There are many ways in which subgraphs can be extracted but the most common approach is to count them according to their distinct structure. The general idea is that a subgraph is determined by the number of nodes features within it ranging anything from 2 to 100’s. For the sake of simplicity, it’s usually conventional to stick to a small number such as three – hence why triads are mentioned.
What are the challenges?
Finding subgraphs is what we call in the academic world an “NP-complete” problem (see subgraph isomorphism problem for more). In other words, the general rule is, the larger the number of nodes featured in a subgraph, the greater the number of combinations form. This is a really important concept to grasp as it will determine how long the analysis will take to perform. Below is a table that shows how many subgraphs can be found with a particular node size. As you can see it doesn’t scale well.
No. Nodes | No. Combinations (undirected) | No. Combinations (directed) |
---|---|---|
3 | 2 | 13 |
4 | 6 | 199 |
5 | 21 | 9,364 |
6 | 112 | 1,530,843 |
Implementations
networkx provides an easy to use method for counting the number of distinct triads in a network. In order for this to work, a network is required to have directed edges so triads can be extracted. As an example, counting each of the subgraphs can be achieved using a simple random graph generator with the following…
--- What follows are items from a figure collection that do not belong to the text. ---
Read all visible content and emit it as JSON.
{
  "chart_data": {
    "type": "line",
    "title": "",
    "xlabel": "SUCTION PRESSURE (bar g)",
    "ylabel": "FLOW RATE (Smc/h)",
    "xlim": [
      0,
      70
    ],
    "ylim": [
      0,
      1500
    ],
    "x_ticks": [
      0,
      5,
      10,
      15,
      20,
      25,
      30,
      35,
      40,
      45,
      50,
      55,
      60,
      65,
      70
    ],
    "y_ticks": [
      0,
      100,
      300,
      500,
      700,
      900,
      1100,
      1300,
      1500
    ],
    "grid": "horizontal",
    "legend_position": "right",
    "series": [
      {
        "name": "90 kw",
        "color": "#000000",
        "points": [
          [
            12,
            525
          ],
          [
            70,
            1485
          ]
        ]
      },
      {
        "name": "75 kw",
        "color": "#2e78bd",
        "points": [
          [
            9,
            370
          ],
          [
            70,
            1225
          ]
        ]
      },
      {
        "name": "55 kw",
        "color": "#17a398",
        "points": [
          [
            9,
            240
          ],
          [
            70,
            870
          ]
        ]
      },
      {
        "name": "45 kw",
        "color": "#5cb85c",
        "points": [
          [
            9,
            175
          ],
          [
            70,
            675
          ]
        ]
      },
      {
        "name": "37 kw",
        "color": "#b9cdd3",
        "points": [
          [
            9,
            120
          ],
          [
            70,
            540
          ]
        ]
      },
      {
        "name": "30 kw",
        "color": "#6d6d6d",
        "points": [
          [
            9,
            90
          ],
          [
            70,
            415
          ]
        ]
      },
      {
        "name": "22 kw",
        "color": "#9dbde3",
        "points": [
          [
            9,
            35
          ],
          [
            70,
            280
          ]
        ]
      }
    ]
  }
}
>>> G = nx.fast_gnp_random_graph(n=50, p=0.15, directed=True)
>>> nx.triadic_census(G)
{'003': 7538,
'012': 7896,
'102': 636,
'021D': 647,
'021U': 662,
'021C': 1375,
'111D': 220,
'111U': 217,
'030T': 227,
'030C': 79,
'201': 17,
'120D': 23,
'120U': 21,
'120C': 35,
'210': 7,
'300': 0}
So what exactly does this return? The data returned from the triadic census produces a dictionary keyed by a distinct triad. I won’t go into the reasoning of why the triads are named as they are but the codes can be explained here along with a visual lookup. Each triad is mapped to how many times it was found within the network.
Applications
There are many reasons why subgraphs are an important concept to grasp within network science. Here are just a few examples of how subgraphs can be used to analyse complex networks
Motifs
Motifs are under or over-represented subgraphs present within a network. The general idea is that subgraphs are counted and then offset by a random baseline to discover which particular structures are significant to that network. This approach has origins in biological systems to study statistically significant substructures within neural circuits however, recently this approach has been widely used to study online social networks including my own research.
Cliques
As we’ve mentioned before, cliques are an important part of a network as they give us an idea of how nodes are clustered. Subgraph analysis can be used to find very specific formations which may result in finding more cliques. As an example, the triad identified by the code 300
represents a fully connected subgraph of nodes.
Path Finding
Subgraph analysis can also be used to find links and chains between nodes within a network. This is particularly useful if you’re interested in finding simple linear connections or cycles among a group of nodes. The substructures give insight towards understanding how a connection can be made from node A to B.
Conclusion and Final Thoughts
I cannot overstate the fact that subgraphs are a really important component of any form of network analysis. Most of the things covered in this guide so far refer to global metrics (by that I mean metrics that represent the entire network). Using this approach we look at things on a smaller scale and it is the basis for understanding how a network is structured.